Few expected the Injustice: Gods Among Us comic-book tie-in to be any good. I don’t think anybody expected it to be the success that it became. The general rule of thumb is that comic books based on video-games tend to be of poor quality and – up until the Batman: Arkham series – the same was generally true of video games based on comic books.
There were exceptions, of course, and Injustice proved to be that. The original series detailed the five years that passed between the prologue and first mission of the Injustice game, showcasing the fall of Superman and how one bad day led to a series of bad decisions that culminated in Batman seeking allies from another universe to save his world.
Year Five ended recently, bringing us to this series – Ground Zero. Focused upon Harley Quinn – whose transformation from the Joker’s accomplice into an honest-to-goodness hero without losing any of her sense of fun was one of the high-points of the original Injustice series – the first issue recaps the original comic-book series and the opening of the video game. The second issue details Harley’s first mission as Batman’s secret weapon – raiding the factory that is producing the “green pill” medication that temporarily gives ordinary humans the strength and endurance to trade blows with a Kryptonian or Amazon.

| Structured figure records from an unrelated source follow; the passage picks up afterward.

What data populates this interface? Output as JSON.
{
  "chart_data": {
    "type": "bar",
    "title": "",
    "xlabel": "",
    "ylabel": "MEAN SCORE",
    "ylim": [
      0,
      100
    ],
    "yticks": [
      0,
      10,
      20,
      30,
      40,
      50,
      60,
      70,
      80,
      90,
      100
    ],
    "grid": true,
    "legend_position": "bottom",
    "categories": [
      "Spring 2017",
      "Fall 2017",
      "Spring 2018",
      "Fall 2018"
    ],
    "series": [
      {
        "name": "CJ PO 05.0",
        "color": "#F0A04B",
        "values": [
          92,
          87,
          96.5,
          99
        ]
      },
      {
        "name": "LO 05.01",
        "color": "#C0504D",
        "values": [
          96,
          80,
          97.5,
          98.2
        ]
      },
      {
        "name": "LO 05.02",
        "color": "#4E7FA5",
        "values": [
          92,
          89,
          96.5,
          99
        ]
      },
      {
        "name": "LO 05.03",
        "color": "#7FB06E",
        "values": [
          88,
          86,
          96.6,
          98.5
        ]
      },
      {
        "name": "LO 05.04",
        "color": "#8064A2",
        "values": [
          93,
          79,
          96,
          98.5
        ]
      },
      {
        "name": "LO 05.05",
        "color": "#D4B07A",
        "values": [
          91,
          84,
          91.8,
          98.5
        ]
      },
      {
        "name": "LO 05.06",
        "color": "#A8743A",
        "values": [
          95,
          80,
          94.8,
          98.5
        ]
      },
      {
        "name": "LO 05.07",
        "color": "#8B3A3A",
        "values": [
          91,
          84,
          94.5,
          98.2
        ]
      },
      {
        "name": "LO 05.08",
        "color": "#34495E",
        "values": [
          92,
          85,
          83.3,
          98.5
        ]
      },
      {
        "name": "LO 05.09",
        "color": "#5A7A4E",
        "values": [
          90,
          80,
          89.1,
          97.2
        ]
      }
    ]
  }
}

The artwork on these two issues is distinctive different but perfectly suited towards each tale. In the first issue, Pop Mhan varies his style from panel to panel as a visual representation of Harley’s madness. We see a more traditional American comic style used in the serious scenes – such as when Harley is accepted by Batman as a follower – and cute Chibi graphics depicting happier times, such as Harley befriending Green Arrow and Black Canary. Tom Derenick – a regular artist on the original Injustice books – returns to do his usual stellar job for issue two. Also returning – and working on both issues – are the always excellent colorist Rex Lokus and letterer extraordinaire Wes Abbott.

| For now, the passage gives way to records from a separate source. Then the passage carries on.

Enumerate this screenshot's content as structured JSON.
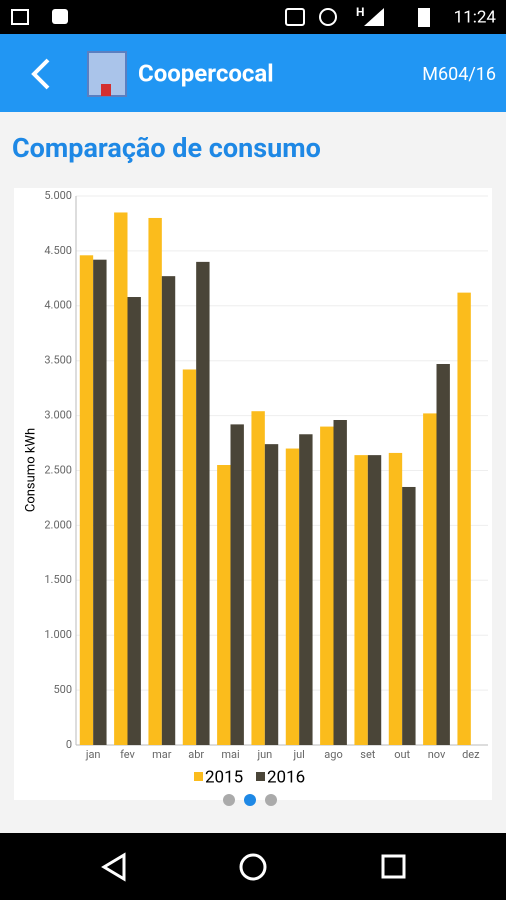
{
  "status_bar": {
    "network": "H",
    "time": "11:24"
  },
  "app_bar": {
    "title": "Coopercocal",
    "code": "M604/16"
  },
  "page_title": "Comparação de consumo",
  "chart_data": {
    "type": "bar",
    "ylabel": "Consumo kWh",
    "categories": [
      "jan",
      "fev",
      "mar",
      "abr",
      "mai",
      "jun",
      "jul",
      "ago",
      "set",
      "out",
      "nov",
      "dez"
    ],
    "series": [
      {
        "name": "2015",
        "color": "#fbbc1c",
        "values": [
          4460,
          4850,
          4800,
          3420,
          2550,
          3040,
          2700,
          2900,
          2640,
          2660,
          3020,
          4120
        ]
      },
      {
        "name": "2016",
        "color": "#4a4538",
        "values": [
          4420,
          4080,
          4270,
          4400,
          2920,
          2740,
          2830,
          2960,
          2640,
          2350,
          3470,
          null
        ]
      }
    ],
    "ylim": [
      0,
      5000
    ],
    "yticks": [
      0,
      500,
      {
        "value": 1000,
        "label": "1.000"
      },
      {
        "value": 1500,
        "label": "1.500"
      },
      {
        "value": 2000,
        "label": "2.000"
      },
      {
        "value": 2500,
        "label": "2.500"
      },
      {
        "value": 3000,
        "label": "3.000"
      },
      {
        "value": 3500,
        "label": "3.500"
      },
      {
        "value": 4000,
        "label": "4.000"
      },
      {
        "value": 4500,
        "label": "4.500"
      },
      {
        "value": 5000,
        "label": "5.000"
      }
    ],
    "grid": true
  }
}
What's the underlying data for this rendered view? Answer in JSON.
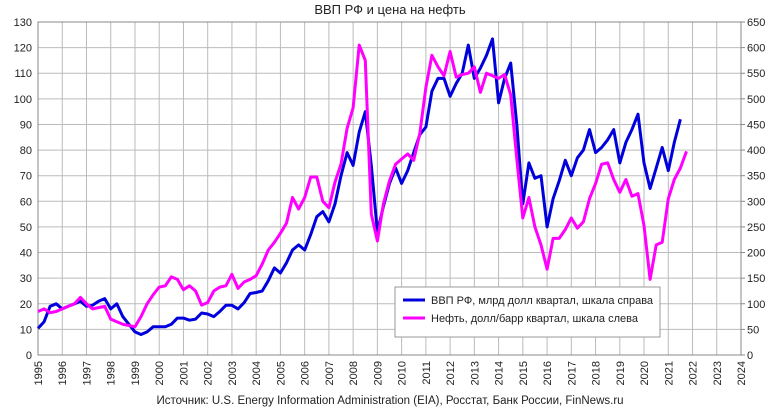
{
  "chart_data": {
    "type": "line",
    "title": "ВВП РФ и цена на нефть",
    "source": "Источник: U.S. Energy Information Administration (EIA), Росстат, Банк России, FinNews.ru",
    "x": [
      1995,
      1995.25,
      1995.5,
      1995.75,
      1996,
      1996.25,
      1996.5,
      1996.75,
      1997,
      1997.25,
      1997.5,
      1997.75,
      1998,
      1998.25,
      1998.5,
      1998.75,
      1999,
      1999.25,
      1999.5,
      1999.75,
      2000,
      2000.25,
      2000.5,
      2000.75,
      2001,
      2001.25,
      2001.5,
      2001.75,
      2002,
      2002.25,
      2002.5,
      2002.75,
      2003,
      2003.25,
      2003.5,
      2003.75,
      2004,
      2004.25,
      2004.5,
      2004.75,
      2005,
      2005.25,
      2005.5,
      2005.75,
      2006,
      2006.25,
      2006.5,
      2006.75,
      2007,
      2007.25,
      2007.5,
      2007.75,
      2008,
      2008.25,
      2008.5,
      2008.75,
      2009,
      2009.25,
      2009.5,
      2009.75,
      2010,
      2010.25,
      2010.5,
      2010.75,
      2011,
      2011.25,
      2011.5,
      2011.75,
      2012,
      2012.25,
      2012.5,
      2012.75,
      2013,
      2013.25,
      2013.5,
      2013.75,
      2014,
      2014.25,
      2014.5,
      2014.75,
      2015,
      2015.25,
      2015.5,
      2015.75,
      2016,
      2016.25,
      2016.5,
      2016.75,
      2017,
      2017.25,
      2017.5,
      2017.75,
      2018,
      2018.25,
      2018.5,
      2018.75,
      2019,
      2019.25,
      2019.5,
      2019.75,
      2020,
      2020.25,
      2020.5,
      2020.75,
      2021,
      2021.25,
      2021.5,
      2021.75
    ],
    "series": [
      {
        "name": "ВВП РФ, млрд долл квартал, шкала справа",
        "color": "#0000dd",
        "axis": "y2",
        "values": [
          52,
          65,
          95,
          100,
          90,
          95,
          100,
          105,
          95,
          97,
          105,
          110,
          90,
          100,
          75,
          60,
          45,
          40,
          45,
          55,
          55,
          55,
          60,
          72,
          72,
          68,
          70,
          82,
          80,
          75,
          85,
          97,
          97,
          90,
          102,
          120,
          122,
          125,
          145,
          170,
          160,
          180,
          205,
          215,
          205,
          235,
          270,
          280,
          260,
          295,
          350,
          395,
          370,
          435,
          475,
          370,
          240,
          290,
          335,
          365,
          335,
          360,
          395,
          430,
          445,
          515,
          540,
          540,
          505,
          530,
          550,
          605,
          540,
          560,
          585,
          617,
          492,
          540,
          570,
          450,
          295,
          375,
          345,
          350,
          250,
          305,
          340,
          380,
          350,
          385,
          400,
          440,
          395,
          405,
          420,
          440,
          375,
          415,
          440,
          470,
          375,
          325,
          365,
          405,
          360,
          415,
          460,
          null
        ]
      },
      {
        "name": "Нефть, долл/барр квартал, шкала слева",
        "color": "#ff00ff",
        "values": [
          17,
          18,
          16.5,
          17,
          18,
          19,
          20,
          22.5,
          20,
          18,
          18.5,
          19,
          14,
          13,
          12,
          11.5,
          11,
          15,
          20,
          23.5,
          26.5,
          27,
          30.5,
          29.5,
          25.5,
          27,
          25,
          19.5,
          20.5,
          25,
          26.5,
          27,
          31.5,
          26,
          28.5,
          29.5,
          31,
          35.5,
          41,
          44,
          47.5,
          51.5,
          61.5,
          57,
          61.5,
          69.5,
          69.5,
          60,
          57.5,
          67.5,
          74.5,
          88.5,
          96.5,
          121,
          115,
          55,
          44.5,
          59,
          68,
          74.5,
          76.5,
          78.5,
          76,
          86.5,
          104.5,
          117,
          112.5,
          109,
          118.5,
          108.5,
          109.5,
          110,
          112.5,
          102.5,
          110,
          109,
          108,
          109.5,
          101.5,
          76.5,
          53.5,
          61.5,
          50,
          43,
          33.5,
          45.5,
          45.5,
          49,
          53.5,
          49.5,
          52,
          61,
          67,
          74.5,
          75,
          68.5,
          63.5,
          68.5,
          62,
          63,
          50.5,
          29.5,
          43,
          44,
          61,
          68.5,
          73,
          79.5
        ]
      }
    ],
    "xlim": [
      1995,
      2024
    ],
    "xticks": [
      1995,
      1996,
      1997,
      1998,
      1999,
      2000,
      2001,
      2002,
      2003,
      2004,
      2005,
      2006,
      2007,
      2008,
      2009,
      2010,
      2011,
      2012,
      2013,
      2014,
      2015,
      2016,
      2017,
      2018,
      2019,
      2020,
      2021,
      2022,
      2023,
      2024
    ],
    "ylim": [
      0,
      130
    ],
    "yticks": [
      0,
      10,
      20,
      30,
      40,
      50,
      60,
      70,
      80,
      90,
      100,
      110,
      120,
      130
    ],
    "y2lim": [
      0,
      650
    ],
    "y2ticks": [
      0,
      50,
      100,
      150,
      200,
      250,
      300,
      350,
      400,
      450,
      500,
      550,
      600,
      650
    ],
    "grid": true,
    "legend": "lower right"
  }
}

The series’ second writer Brian Buccellato continues to provide the plots, with writer Christopher Sebela producing the finished scripts. A former writer on Ghost and Captain Marvel, Sebela has ample experience writing female protagonists and his take on Harley Quinn is reminiscent of Karl Kesel’s version of the character in her original solo series. This is sure to please fans of the classic Harley, who have felt ill-served since the New 52 reboot. The story itself finds the perfect balance between comedy and drama, with some wonderful action sequences and a lot of laughs throughout.
If you have yet to visit the world of Injustice, these two comics are a perfect entry point. The first issue neatly summarizes the story thus far for new readers (but you really should read the original series!) and the second one is filled with Harley Quinn’s special brand of madcap hilarity. The artwork looks astonishing and perfectly captures the spirit of the writing. This is a fun comic, plain and simple.